I'm only going to talk about (1), (3), and (4).
Link Analysis -- PageRank
If many pages point to page P, then P is presumably a good page.
However, some links are more important than others:
- Links from a different domain count more than links from same domain.
- Nature of anchor (e.g. font, boldface, position?) may indicate
judgment of relative importance.
- A link from an important page is more important than a link from an
unimportant page. This is circular, but the circularity can be resolved:
Page Rank Algorithm
[The creators of Google, Lawrence Page and Sergey Brin
published the PageRank algorithm in their first paper on Google,
when they were still doctoral students. Since then the algorithm has become
very famous, and a large research literature
has been devoted to studying it and its properties. However the experts I have
asked are of the opinion that the ranking algorithm currently used by Google
bears only a remote relation to the original PageRank. But here it is, for
what it's worth.]
Suppose that each page P has an importance I(P) computed as follows: First,
every page has an inherent importance E (a constant) just because it is a web page.
Second, if page P has importance I(P) then P contributes an indirect
importance F*I(P) that is shared among the pages that P points to. (F is another
constant). That is. let O(P) be the number of outlinks from P. Then
if there is a link from P to Q, P contributes F*I(P)/O(P) ``units
of importance" to Q.
(What happends if P has no outlinks, so that $O_{P}=0$?
This actually turns out to
create trouble for our model; there are a number of tricks to deal with it
which we will not discuss here.)
We therefore have the following equation: for every page Q, if Q has in-links
from P1 ... Pm,
I(Q) = E + F * (I(P1)/O(P1) + ... + I(Pm)/O(Pm))
This looks circular, but it is just a set of linear equations in the quantities
I(P). Let N be the total number of pages on the Web (or in our index.)
We have N equations (one for each value of Q on the left) in N unknowns
(the values I(P) on the right), so that, at least looks promising.
We now make the following observation.
Suppose we write down all the above
equations for all the different pages Q on the Web. Now we add up all the left hand sides
and all right hand sides. On the left we have the sum of I(Q) over all Q on the web;
call this sum S.
On the right we have N occurrences of E and for every page P, O(P)

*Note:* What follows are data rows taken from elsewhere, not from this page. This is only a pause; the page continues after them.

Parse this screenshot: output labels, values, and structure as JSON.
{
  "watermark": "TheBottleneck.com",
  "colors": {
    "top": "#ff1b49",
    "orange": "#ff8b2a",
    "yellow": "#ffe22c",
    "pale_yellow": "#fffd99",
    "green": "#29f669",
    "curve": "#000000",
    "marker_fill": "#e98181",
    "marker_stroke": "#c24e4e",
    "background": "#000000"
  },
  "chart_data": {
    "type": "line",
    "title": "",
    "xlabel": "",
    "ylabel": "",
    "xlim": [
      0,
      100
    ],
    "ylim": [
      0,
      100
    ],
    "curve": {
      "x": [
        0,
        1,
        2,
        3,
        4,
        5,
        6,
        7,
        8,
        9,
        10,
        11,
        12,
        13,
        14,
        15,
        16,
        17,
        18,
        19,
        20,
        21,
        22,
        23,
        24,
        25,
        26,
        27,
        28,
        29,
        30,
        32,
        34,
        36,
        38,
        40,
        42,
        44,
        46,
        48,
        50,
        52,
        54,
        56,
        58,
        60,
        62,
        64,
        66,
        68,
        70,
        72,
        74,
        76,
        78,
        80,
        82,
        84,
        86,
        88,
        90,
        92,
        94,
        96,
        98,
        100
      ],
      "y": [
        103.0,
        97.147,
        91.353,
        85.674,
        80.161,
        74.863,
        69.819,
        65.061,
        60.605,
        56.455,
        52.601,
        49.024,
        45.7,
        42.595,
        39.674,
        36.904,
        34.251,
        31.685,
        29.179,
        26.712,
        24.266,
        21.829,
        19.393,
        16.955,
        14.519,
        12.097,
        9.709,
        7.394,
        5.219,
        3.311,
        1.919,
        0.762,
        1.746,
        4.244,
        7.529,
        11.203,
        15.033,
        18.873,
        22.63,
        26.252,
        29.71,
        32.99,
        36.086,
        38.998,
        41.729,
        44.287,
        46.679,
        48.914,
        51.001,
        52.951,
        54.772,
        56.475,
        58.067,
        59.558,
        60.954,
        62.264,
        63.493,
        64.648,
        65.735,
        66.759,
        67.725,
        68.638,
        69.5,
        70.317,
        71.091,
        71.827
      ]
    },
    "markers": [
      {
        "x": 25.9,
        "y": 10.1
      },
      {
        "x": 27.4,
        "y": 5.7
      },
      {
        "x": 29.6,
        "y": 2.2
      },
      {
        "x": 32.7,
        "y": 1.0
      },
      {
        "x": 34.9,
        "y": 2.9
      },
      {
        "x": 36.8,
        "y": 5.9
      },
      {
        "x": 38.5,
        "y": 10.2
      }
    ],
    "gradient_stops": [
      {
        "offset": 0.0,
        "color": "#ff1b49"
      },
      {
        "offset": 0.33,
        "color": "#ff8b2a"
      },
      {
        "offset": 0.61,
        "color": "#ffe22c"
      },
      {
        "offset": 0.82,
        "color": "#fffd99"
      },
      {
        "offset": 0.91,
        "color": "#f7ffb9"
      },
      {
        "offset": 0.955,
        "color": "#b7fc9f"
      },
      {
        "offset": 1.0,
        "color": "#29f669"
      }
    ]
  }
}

occurrences of F*I(P) / O_(P). Therefore, over all the equations,
we have for every page P a total of F*I(P), and these add up to F*S.
(Note the importance here of our assumption that O_(P) > 0.)
Therefore, we have
S = NE + FS so F = 1 - NE/S.
Since the quantities E,F,N,S are all positive, it follows that
F < 1, E < S/N.
For example suppose we have pages U,V,W,X,Y,Z linked as shown in the figure
Note that X and Y each have three in-links but two of these are from the
"unimportant" pages U and W. Z has two in-links and V has one, but these
are from "important" pages. Let E = 0.05 and let F=0.7.
We get the following equations (for simplicity,
I use the page name rather than I(page name)):
U = 0.05
V = 0.05 + 0.7 * Z
W = 0.05
X = 0.05 + 0.7*(U/2+V/2+W/2)
Y = 0.05 + 0.7*(U/2+v/2+W/2)
Z = 0.05 + 0.7*(X+Y)
The solution to these is
U = 0.05,
V = 0.256,
W = 0.05,
X = 0.175,
Y = 0.175,
Z = 0.295
Relevance measure
Generally speaking,
to compute how relevant page P is to query Q, the query engine matches words
in the query to words that are either in P or in links on other pages
that point to P.
There are two main issues here:
- How is the score computed?
- What is considered a match?
I have very little information about the details of how any specific search
engines solves these two problem, but we can discuss the issues involved.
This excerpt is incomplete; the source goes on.